Lastly, the X-Press Sagarmala and NYK Constellation container ships are due at the South End Container Terminal and Fairview Cove Terminal, respectively. The former left Lisbon, Portugal, on Aug. 18, while the latter departed that same day from Antwerp.
Saturday, Aug. 26
When I was a kid growing up in Waterloo, Ont., I lobbied to spend every birthday lunch or dinner at the same restaurant: Mongolian Grill. Year after year after year my family would return, as faithfully as the sun would rise and the Maple Leafs would bungle another season. I loved the food, but it was the ritual I appreciated more—even if my family would’ve rather eaten elsewhere. That same devotion feels fitting to ascribe to the 1,430-passenger Zaandam cruise ship, set to make its 16th stop in Halifax this year. No other cruise ship comes even close to matching its devotion to donairs and overpriced boardwalk ice cream.

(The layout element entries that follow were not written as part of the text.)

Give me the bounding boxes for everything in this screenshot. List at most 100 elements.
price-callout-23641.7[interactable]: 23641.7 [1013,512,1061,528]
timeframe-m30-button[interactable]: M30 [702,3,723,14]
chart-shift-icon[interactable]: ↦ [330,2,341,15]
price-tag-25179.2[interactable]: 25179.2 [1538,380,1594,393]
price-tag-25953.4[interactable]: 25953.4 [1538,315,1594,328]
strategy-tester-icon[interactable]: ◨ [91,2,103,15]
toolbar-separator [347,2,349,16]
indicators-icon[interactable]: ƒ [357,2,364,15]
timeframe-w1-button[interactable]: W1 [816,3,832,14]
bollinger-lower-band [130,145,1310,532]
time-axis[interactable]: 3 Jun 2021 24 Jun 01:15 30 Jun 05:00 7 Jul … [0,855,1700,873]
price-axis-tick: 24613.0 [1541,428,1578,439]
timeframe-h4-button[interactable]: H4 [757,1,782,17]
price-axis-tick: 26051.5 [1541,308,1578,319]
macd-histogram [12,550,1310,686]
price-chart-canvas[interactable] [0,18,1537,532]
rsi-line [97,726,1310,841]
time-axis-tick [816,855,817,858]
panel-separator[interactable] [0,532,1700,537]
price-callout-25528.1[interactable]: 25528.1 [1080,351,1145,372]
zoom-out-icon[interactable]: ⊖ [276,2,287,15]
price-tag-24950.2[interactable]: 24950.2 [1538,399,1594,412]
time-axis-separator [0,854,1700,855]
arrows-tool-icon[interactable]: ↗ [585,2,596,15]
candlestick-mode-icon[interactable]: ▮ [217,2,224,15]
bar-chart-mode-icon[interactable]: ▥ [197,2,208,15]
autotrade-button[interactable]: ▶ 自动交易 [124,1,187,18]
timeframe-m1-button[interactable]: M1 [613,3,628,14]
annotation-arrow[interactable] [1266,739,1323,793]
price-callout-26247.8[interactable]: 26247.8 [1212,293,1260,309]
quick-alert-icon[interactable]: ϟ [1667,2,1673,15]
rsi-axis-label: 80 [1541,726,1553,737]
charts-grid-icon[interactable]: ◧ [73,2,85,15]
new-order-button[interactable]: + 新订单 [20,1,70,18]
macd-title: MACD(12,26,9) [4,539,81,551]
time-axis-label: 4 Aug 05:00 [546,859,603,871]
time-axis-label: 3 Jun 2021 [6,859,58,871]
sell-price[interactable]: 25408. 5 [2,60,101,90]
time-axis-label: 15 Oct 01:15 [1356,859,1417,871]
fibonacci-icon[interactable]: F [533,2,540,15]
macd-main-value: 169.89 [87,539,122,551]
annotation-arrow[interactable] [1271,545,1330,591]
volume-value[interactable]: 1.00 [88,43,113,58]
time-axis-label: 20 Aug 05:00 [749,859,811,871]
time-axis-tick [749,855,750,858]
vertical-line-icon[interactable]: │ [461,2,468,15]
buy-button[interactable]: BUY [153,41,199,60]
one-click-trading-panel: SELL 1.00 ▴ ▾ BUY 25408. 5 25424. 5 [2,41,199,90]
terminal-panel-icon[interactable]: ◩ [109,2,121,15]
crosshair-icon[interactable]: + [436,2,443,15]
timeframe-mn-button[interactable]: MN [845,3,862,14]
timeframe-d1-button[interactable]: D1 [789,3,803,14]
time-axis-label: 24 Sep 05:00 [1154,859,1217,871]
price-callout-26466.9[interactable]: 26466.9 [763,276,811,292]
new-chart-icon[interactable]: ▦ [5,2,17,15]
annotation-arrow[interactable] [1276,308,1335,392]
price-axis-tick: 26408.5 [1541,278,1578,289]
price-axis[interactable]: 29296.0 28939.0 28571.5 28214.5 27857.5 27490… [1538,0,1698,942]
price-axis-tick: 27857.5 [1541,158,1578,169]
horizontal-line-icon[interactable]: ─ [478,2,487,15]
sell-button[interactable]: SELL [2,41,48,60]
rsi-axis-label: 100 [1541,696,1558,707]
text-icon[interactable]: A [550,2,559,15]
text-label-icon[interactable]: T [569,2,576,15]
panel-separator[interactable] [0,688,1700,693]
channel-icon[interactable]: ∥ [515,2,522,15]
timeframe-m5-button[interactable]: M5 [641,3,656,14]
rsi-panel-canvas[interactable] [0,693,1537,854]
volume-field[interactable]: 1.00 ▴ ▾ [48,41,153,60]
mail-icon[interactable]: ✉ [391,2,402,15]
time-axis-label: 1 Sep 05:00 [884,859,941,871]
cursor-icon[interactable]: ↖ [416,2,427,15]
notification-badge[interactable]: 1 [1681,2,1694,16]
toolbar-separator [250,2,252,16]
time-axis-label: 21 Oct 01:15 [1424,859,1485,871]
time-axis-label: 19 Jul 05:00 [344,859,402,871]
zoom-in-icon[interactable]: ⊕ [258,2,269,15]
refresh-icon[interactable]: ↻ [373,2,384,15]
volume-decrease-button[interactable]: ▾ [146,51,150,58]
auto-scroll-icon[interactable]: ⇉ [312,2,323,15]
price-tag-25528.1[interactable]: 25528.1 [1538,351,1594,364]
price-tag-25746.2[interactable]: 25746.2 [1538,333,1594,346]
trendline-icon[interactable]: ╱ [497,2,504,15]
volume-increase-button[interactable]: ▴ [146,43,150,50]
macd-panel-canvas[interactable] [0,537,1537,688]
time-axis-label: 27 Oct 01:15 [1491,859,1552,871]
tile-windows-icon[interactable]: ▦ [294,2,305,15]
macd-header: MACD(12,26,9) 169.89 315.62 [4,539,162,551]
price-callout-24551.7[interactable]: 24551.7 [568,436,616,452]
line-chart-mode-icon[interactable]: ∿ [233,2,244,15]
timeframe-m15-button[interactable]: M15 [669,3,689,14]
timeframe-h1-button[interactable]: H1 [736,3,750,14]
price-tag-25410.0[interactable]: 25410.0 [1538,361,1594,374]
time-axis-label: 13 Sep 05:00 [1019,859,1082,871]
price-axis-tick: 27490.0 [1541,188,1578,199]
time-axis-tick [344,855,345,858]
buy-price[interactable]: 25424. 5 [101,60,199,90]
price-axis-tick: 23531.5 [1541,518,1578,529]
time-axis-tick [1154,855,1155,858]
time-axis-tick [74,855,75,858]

Rounding out the day’s expected arrivals are the Vistula Maersk, MSC Sao Paulo V, ZIM China and CMA CGM Laperouse container ships. The Laperouse—named for the French explorer who fought the British in Newfoundland and later shipwrecked in the Solomon Islands—is the largest ship of the bunch, at 366 metres long and with a carrying capacity of 165,422 tonnes. The ship comes to Halifax from Tanger Med, Morocco.
Sunday, Aug. 27
It’s a quieter end to the week, with just two scheduled arrivals: The 680-passenger Insignia cruise ship and Tropic Lissette container ship. The former stops in Halifax on the tail end of a 17-day voyage from Iceland to New York, while the latter is currently berthed in the US Virgin Islands.